Mix 1/4 cup of the glutinous rice flour and 3 tablespoons of whole milk together in a microwave-proof bowl.  Microwave on high for 30 seconds and check to see if the dough is cooked through, which will look opaque and feel very “bouncy”.  Set aside to cool for 5 min.

Meanwhile, add 1 3/4 cup of glutinous rice flour, 1/2 cup of milk, melted butter, granulated sugar, egg, and baking powder in a stand-mixer bowl with dough-hook.  Add the cooled starter-dough and knead the mixture on low until everything comes roughly together, then increase the speed to medium and knead until the starter dough has completely blended into the mixture.

Scrape the dough onto a surface that’s dusted more glutinous rice flour.  Sprinkle just enough glutinous rice flour onto the dough to prevent sticking, then roll it to 1/2″ thick.  With a well-floured cutter, cut as many donuts out as you can (I was able to get ten 3-inch donuts using a mason jar lid ring and a water bottle cap).

To make the pon de rings, gather the scraps, mash them together, and roll into a long snake, about 3/4" thick.  Cut the snake into 1" pieces and roll all the pieces into balls.  On pieces of square parchment paper, arrange 8 of the balls together to form a ring.  Using your finger, dab a bit of water over where each of the balls touch their neighbor.  Allow to rest while you heat up the oil.

Add enough vegetable oil to a pot to reach 1 1/2″ deep and set on medium-high heat to bring the oil to 330ºF, then turn the heat down to medium-low.  If you don’t have a thermometer, just insert a wooden chopstick into the oil; if small bubbles form around the chopstick quickly, the oil is ready.

To fry the donuts, carefully lower a few donuts into the oil; they will sink to the bottom for the first 20 seconds then float back up.  Fry for a few minutes on each side until the donuts are puffed up and golden brown.  Transfer to a cooling rack set over a tray lined with paper towels to drain.

To fry the pon de rings, lower the rings along with the parchment paper into the hot oil.  After 20-30 seconds, you should be able to separate the paper from the ring.  Remove the paper with tongs and discard.  Once the rings are golden brown on both sides, transfer to the cooling rack to drain.

Mix 2 1/2 tablespoons of melted unsalted butter with powdered sugar and vanilla extract, then add 2-3 tablespoons of hot water to bring it to a desired glaze-consistency.  Dip one side of the donuts into the glaze and serve within a few hours.  (I didn't mix my glaze well enough so there were still quite a few sugar lumps in it when I dipped the donuts; I like to think of them as accidental pearl sugar decorations ;)

If you end up with leftovers, you should heat them up before eating so the soft, chewy texture is restored.  Ten seconds in the microwave works, but my preferred way of reheating a mochi donut is to use a waffle iron.  This way you get the chewiness but also a crispier crust.  It's like a moffle, only better!

Next:  Raindrop Cake
Previously:  Faux Phở
Last Year:  Kaddo (Afghan Pumpkin with Tomato and Yogurt Sauces)
Two Years Ago:  The Famouse Butter Tomato Sauce


  1. How long should I cook starter dough if doing it on the stovetop.
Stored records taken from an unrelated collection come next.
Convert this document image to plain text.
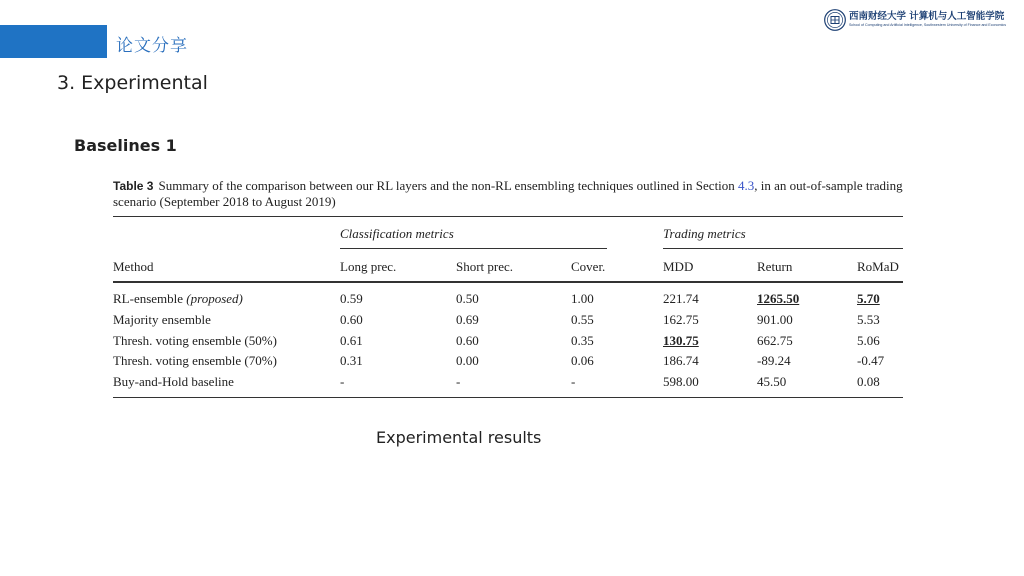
论文分享
西南财经大学 计算机与人工智能学院
School of Computing and Artificial Intelligence, Southwestern University of Finance and Economics
3. Experimental
Baselines 1
Table 3 Summary of the comparison between our RL layers and the non-RL ensembling techniques outlined in Section 4.3, in an out-of-sample trading scenario (September 2018 to August 2019)
Classification metrics	Trading metrics
Method	Long prec.	Short prec.	Cover.	MDD	Return	RoMaD
RL-ensemble (proposed)	0.59	0.50	1.00	221.74	1265.50	5.70
Majority ensemble	0.60	0.69	0.55	162.75	901.00	5.53
Thresh. voting ensemble (50%)	0.61	0.60	0.35	130.75	662.75	5.06
Thresh. voting ensemble (70%)	0.31	0.00	0.06	186.74	-89.24	-0.47
Buy-and-Hold baseline	-	-	-	598.00	45.50	0.08
Experimental results
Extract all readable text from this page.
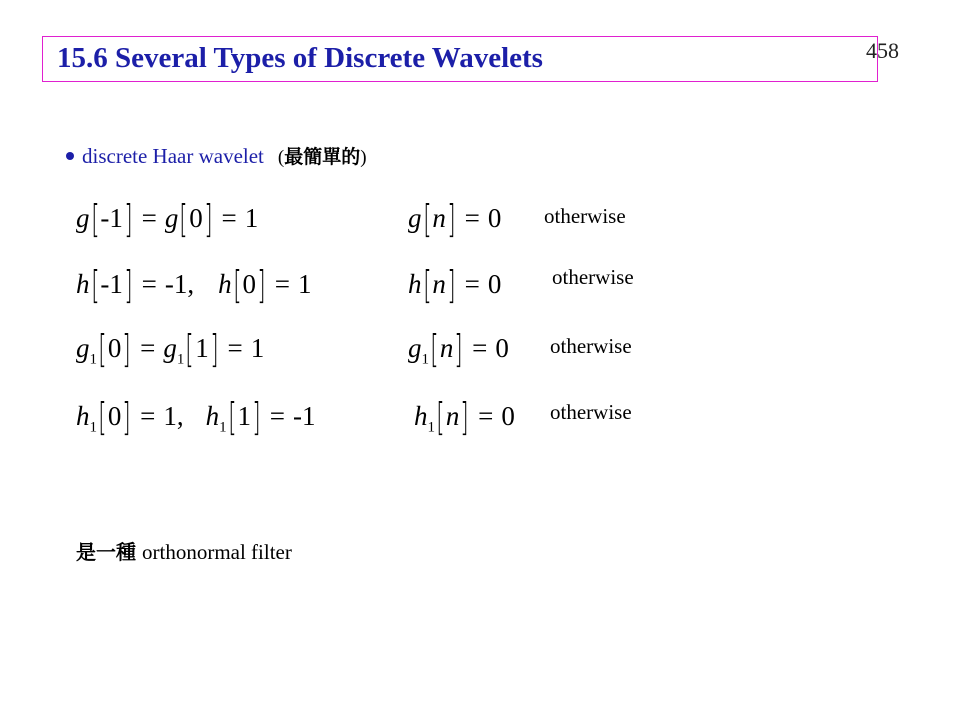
15.6 Several Types of Discrete Wavelets	458
discrete Haar wavelet (最簡單的)
g[-1] = g[0] = 1	g[n] = 0 otherwise
h[-1] = -1, h[0] = 1	h[n] = 0 otherwise
$g_1[0] = g_1[1] = 1$	$g_1[n] = 0$ otherwise
$h_1[0] = 1$, $h_1[1] = -1$	$h_1[n] = 0$ otherwise
是一種 orthonormal filter
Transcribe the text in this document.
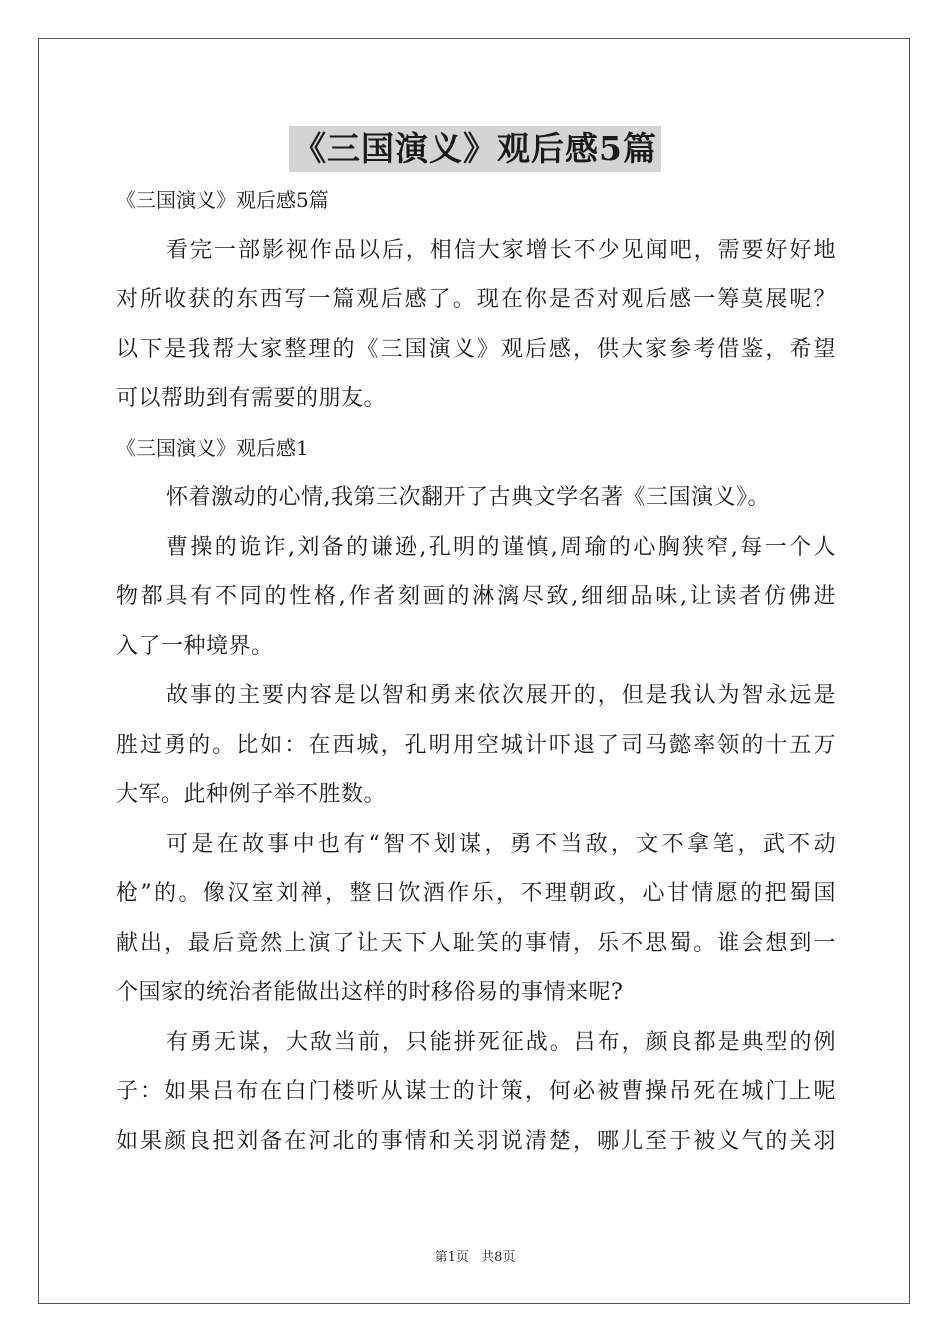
《三国演义》观后感5篇
《三国演义》观后感5篇
看完一部影视作品以后，相信大家增长不少见闻吧，需要好好地
对所收获的东西写一篇观后感了。现在你是否对观后感一筹莫展呢？
以下是我帮大家整理的《三国演义》观后感，供大家参考借鉴，希望
可以帮助到有需要的朋友。
《三国演义》观后感1
怀着激动的心情,我第三次翻开了古典文学名著《三国演义》。
曹操的诡诈,刘备的谦逊,孔明的谨慎,周瑜的心胸狭窄,每一个人
物都具有不同的性格,作者刻画的淋漓尽致,细细品味,让读者仿佛进
入了一种境界。
故事的主要内容是以智和勇来依次展开的，但是我认为智永远是
胜过勇的。比如：在西城，孔明用空城计吓退了司马懿率领的十五万
大军。此种例子举不胜数。
可是在故事中也有“智不划谋，勇不当敌，文不拿笔，武不动
枪”的。像汉室刘禅，整日饮酒作乐，不理朝政，心甘情愿的把蜀国
献出，最后竟然上演了让天下人耻笑的事情，乐不思蜀。谁会想到一
个国家的统治者能做出这样的时移俗易的事情来呢?
有勇无谋，大敌当前，只能拼死征战。吕布，颜良都是典型的例
子：如果吕布在白门楼听从谋士的计策，何必被曹操吊死在城门上呢
如果颜良把刘备在河北的事情和关羽说清楚，哪儿至于被义气的关羽
第1页 共8页
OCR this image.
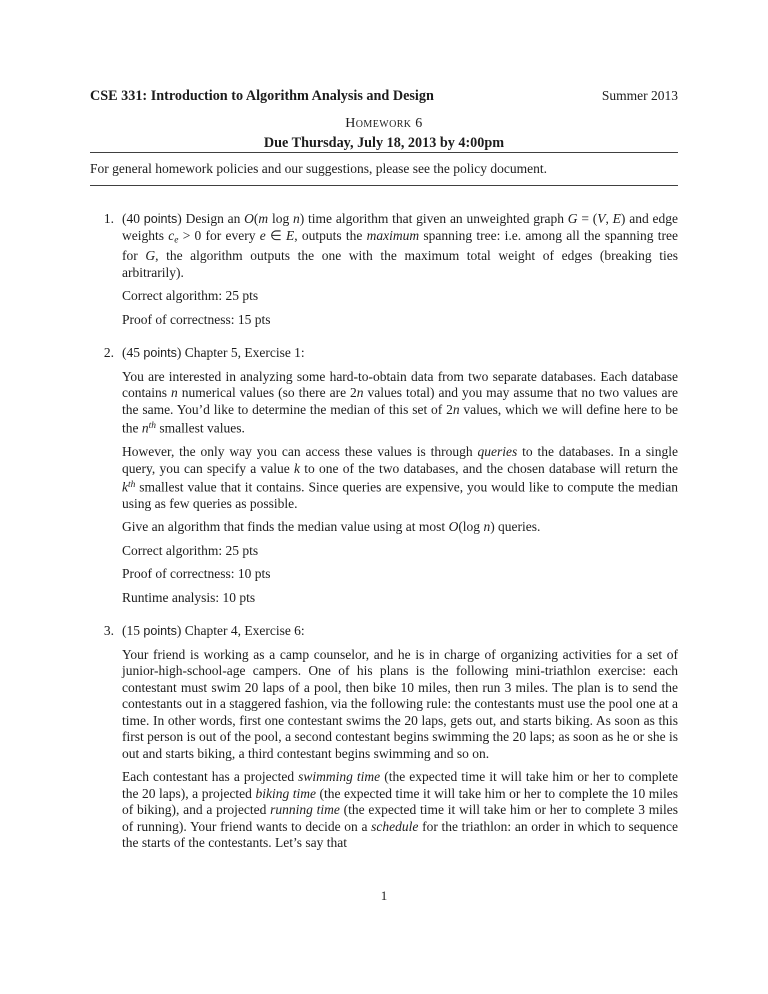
CSE 331: Introduction to Algorithm Analysis and Design	Summer 2013
Homework 6
Due Thursday, July 18, 2013 by 4:00pm
For general homework policies and our suggestions, please see the policy document.
1. (40 points) Design an O(m log n) time algorithm that given an unweighted graph G = (V, E) and edge weights ce > 0 for every e ∈ E, outputs the maximum spanning tree: i.e. among all the spanning tree for G, the algorithm outputs the one with the maximum total weight of edges (breaking ties arbitrarily).

Correct algorithm: 25 pts

Proof of correctness: 15 pts

2. (45 points) Chapter 5, Exercise 1:

You are interested in analyzing some hard-to-obtain data from two separate databases. Each database contains n numerical values (so there are 2n values total) and you may assume that no two values are the same. You’d like to determine the median of this set of 2n values, which we will define here to be the $n^{th}$ smallest values.

However, the only way you can access these values is through queries to the databases. In a single query, you can specify a value k to one of the two databases, and the chosen database will return the $k^{th}$ smallest value that it contains. Since queries are expensive, you would like to compute the median using as few queries as possible.

Give an algorithm that finds the median value using at most O(log n) queries.

Correct algorithm: 25 pts

Proof of correctness: 10 pts

Runtime analysis: 10 pts

3. (15 points) Chapter 4, Exercise 6:

Your friend is working as a camp counselor, and he is in charge of organizing activities for a set of junior-high-school-age campers. One of his plans is the following mini-triathlon exercise: each contestant must swim 20 laps of a pool, then bike 10 miles, then run 3 miles. The plan is to send the contestants out in a staggered fashion, via the following rule: the contestants must use the pool one at a time. In other words, first one contestant swims the 20 laps, gets out, and starts biking. As soon as this first person is out of the pool, a second contestant begins swimming the 20 laps; as soon as he or she is out and starts biking, a third contestant begins swimming and so on.

Each contestant has a projected swimming time (the expected time it will take him or her to complete the 20 laps), a projected biking time (the expected time it will take him or her to complete the 10 miles of biking), and a projected running time (the expected time it will take him or her to complete 3 miles of running). Your friend wants to decide on a schedule for the triathlon: an order in which to sequence the starts of the contestants. Let’s say that

1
Thanks in advance.

    1. I'm not sure but I'd do it until it was opaque and bouncy.

    2. Google Japanese Water Roux (Tangzhong Roux)

  2. Thanks I'm exactly trying out your recipe now.

  3. Hi, do you mind describing the correct texture it's suppose to taste like? I made it, but it had a strange flavor/texture idk if I really like. Maybe I'm doing it wrong?

    1. It should be chewier than the normal donut, kind of like a marshmallow or bubblegum.